People v. Miller
Before: Dooling, Schauer
Opinion — Dooling
DOOLING, J. Defendant was convicted of first degree murder and the penalty was fixed at life imprisonment. A motion for a new trial was denied. He has appealed from the judgment and the order denying his motion for a new trial.
[824]On the night o£ December 2, 1960, defendant and Charley Harper, a friend, were visiting at a neighbor’s home. After spending some two or three hours there, during which time there was some drinking and gambling, defendant and Harper left. They walked down the street toward a liquor store. Harper testified that he noticed a girl at the corner of a building across the street from the store. Harper went into the store to buy some cigarettes and left defendant crossing the street. As Harper came out of the store, he saw defendant grab the girl and “push her behind the wall.” Harper stood in front of the store a few minutes, then walked down the street, “passed by” and “looked behind the wall” but “didn’t see [any] more”; so he continued a little further down the street, came back and looked and saw no one, and returned to the liquor store and stood there. In a few minutes defendant came out from behind the wall; no one was with him. As defendant started walking down the street, Harper caught up with him and asked defendant, “How you come out, Buddy?” Defendant replied, “You haven’t seen me.” Harper then went off to visit another friend and defendant continued walking down the street. The next day upon learning that the girl had been killed, Harper went to the police.

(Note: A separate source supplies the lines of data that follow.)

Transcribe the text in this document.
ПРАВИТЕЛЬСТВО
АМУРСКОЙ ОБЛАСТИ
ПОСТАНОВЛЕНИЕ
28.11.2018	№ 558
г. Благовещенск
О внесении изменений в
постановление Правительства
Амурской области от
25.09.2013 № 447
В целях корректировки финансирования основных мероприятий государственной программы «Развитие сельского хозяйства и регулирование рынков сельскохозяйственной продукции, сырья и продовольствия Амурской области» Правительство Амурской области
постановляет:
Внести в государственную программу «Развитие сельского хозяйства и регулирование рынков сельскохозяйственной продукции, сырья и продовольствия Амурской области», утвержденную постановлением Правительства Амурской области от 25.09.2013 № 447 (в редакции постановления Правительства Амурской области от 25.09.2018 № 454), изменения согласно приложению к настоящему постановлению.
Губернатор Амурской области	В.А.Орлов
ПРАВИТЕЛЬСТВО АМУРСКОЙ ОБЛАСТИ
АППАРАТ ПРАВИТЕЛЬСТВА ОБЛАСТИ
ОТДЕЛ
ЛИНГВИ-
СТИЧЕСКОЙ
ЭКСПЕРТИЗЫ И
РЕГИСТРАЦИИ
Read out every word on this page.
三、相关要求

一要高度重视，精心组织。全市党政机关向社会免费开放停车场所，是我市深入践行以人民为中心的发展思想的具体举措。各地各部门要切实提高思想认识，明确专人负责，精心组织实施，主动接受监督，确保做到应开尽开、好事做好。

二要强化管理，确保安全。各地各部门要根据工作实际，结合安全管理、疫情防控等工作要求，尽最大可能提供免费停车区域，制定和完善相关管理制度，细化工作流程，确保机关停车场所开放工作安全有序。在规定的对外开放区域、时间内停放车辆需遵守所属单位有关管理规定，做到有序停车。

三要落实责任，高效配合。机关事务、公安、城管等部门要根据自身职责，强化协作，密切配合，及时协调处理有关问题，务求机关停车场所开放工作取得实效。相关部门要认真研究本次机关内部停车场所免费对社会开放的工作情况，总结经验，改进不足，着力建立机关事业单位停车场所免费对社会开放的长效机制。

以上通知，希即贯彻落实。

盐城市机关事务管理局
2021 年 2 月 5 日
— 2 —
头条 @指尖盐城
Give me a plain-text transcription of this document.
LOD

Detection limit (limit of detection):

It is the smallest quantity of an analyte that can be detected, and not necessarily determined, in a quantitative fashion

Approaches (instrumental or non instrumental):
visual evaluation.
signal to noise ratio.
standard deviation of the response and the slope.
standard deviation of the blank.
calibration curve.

The police found the deceased’s body behind a walk-in icebox located on a lot next to the building where Harper had seen defendant with the girl. Her clothes were disarrayed and torn; her skirt was up above her mid-section; her blouse was ripped open and her brassiere was torn off; she had no panties on or other garments; her shoes were off and lying on the ground. She had blood about her hip and her head looked as though it had been beaten. There were blood splatters on the cement walkway close to the body and marks on the ground as though the body had been dragged around to the rear of the icebox. A janitor at a nearby dance hall found the girl’s purse in the street early the next morning; he was briefly questioned by the police but not detained.
A lady whose house was at the rear of the lot where the body was found testified that about 11 or 11:15 p. m. on the night in question she heard someone moving outside her bedroom window; that there then followed a faint call of a woman for help, a man’s command to “hush” and again a woman’s, call for help. As she thereafter listened, she heard a “fast, unusual moving around,” like “a scuffling,” a “drop of .a balloon and [it] busted,” as though “something was popping ... it was moving around so fast.”